HEIDELBERG held its own in a difficult market environment in financial year 2024/25 and achieved its set targets. According to preliminary calculations, the adjusted EBITDA margin remained stable at 7.1 percent, bringing the financial year to a successful close. The slightly lower sales volume compared to the previous year, costs and expenses were successfully offset by efficiency measures initiated. In the fourth quarter alone, the adjusted EBITDA margin doubled to around 10 percent compared to the previous year.
At around € 2,280 million, sales were slightly below the previous year’s level (€ 2,395 million).
“We were able to achieve our financial year targets in a difficult economic environment and uncertain geopolitical conditions,” said Jürgen Otto, CEO of HEIDELBERG. “With a clearly positive free cash flow for the second year in a row, we have confirmed our financially solid development. The measures initiated to reduce personnel costs will help us to further strengthen our profitability in the new financial year.” The adjusted EBITDA margin is expected to improve further to around 8 percent in the next financial year 2025/26.
HEIDELBERG closed the past financial year with a high order intake. At over € 600 million, incoming orders in the fourth quarter were up on the previous quarters of the financial year. The significant increase in incoming orders in the EMEA region in the fourth quarter deserves special mention, while the Americas region showed a slight improvement at a still subdued level. The Asia/Pacific region was below the previous year’s level, mainly to the reluctance to invest ahead of the China Print trade fair.
Both segments in the core business achieved an increase in orders thanks to strong development in the Sheetfed product area, with the Packaging Solutions segment accounting for the higher growth. Preliminary order intake for the year as a whole therefore totaled around € 2.430 billion, which was around 6 percent higher than the previous year’s figure of € 2.288 billion. Overall, the improvement can be seen across both segments, with Packaging Solutions accounting for around 52 percent of order intake for the year as a whole. Compared to the previous year, order intake in this strategically important segment recorded absolute growth of around 7 percent.
“Our global presence in over 170 countries around the world is paying off, especially in economically uncertain times,” said Dr.
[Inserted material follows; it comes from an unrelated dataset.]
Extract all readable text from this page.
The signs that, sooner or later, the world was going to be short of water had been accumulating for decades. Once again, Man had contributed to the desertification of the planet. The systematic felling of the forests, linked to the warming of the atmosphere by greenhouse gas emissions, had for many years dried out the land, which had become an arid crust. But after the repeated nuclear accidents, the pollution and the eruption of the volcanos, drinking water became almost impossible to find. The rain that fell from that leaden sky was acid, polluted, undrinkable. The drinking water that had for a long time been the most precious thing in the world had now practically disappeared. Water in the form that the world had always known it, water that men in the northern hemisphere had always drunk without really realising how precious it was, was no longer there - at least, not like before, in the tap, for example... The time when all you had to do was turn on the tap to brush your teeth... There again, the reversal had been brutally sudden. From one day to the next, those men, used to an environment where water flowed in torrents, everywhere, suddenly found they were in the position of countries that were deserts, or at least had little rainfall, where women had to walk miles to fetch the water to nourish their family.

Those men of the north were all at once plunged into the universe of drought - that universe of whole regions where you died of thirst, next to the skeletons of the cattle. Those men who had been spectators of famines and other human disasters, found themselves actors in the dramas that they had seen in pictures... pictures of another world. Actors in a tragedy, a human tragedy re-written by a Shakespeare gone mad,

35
David Schmedding, Chief Technology & Sales Officer at HEIDELBERG. “Thanks to the rising order situation, we expect a better start to the new financial year compared to the previous year. The China Print trade fair in May should provide further impetus for orders.

Additional, positive order impetus expected from China Print trade fair in May
From May 15 to 19, China Print, the largest trade fair in the Chinese printing industry, will take place in Beijing this year with over 100,000 visitors. Customer groups from overseas are also expected to attend. In terms of sales, China is one of the top three markets for HEIDELBERG. At the booth, the company will showcase its latest innovations aimed at increasing efficiency and productivity, integrated hybrid production with offset and digital printing, developing new business opportunities and digital transformation. HEIDELBERG intends to gradually expand its business and portfolio to offer customers integrated end-to-end solutions for the entire production process through automation, robotics and software. As a system provider, the aim is to tap into the huge potential in the growing packaging segment. In China, the annual printing volume in the packaging sector is growing by around 4 percent. HEIDELBERG is thus also creating competitive advantages for its customers in China and intends to grow further in this market segment.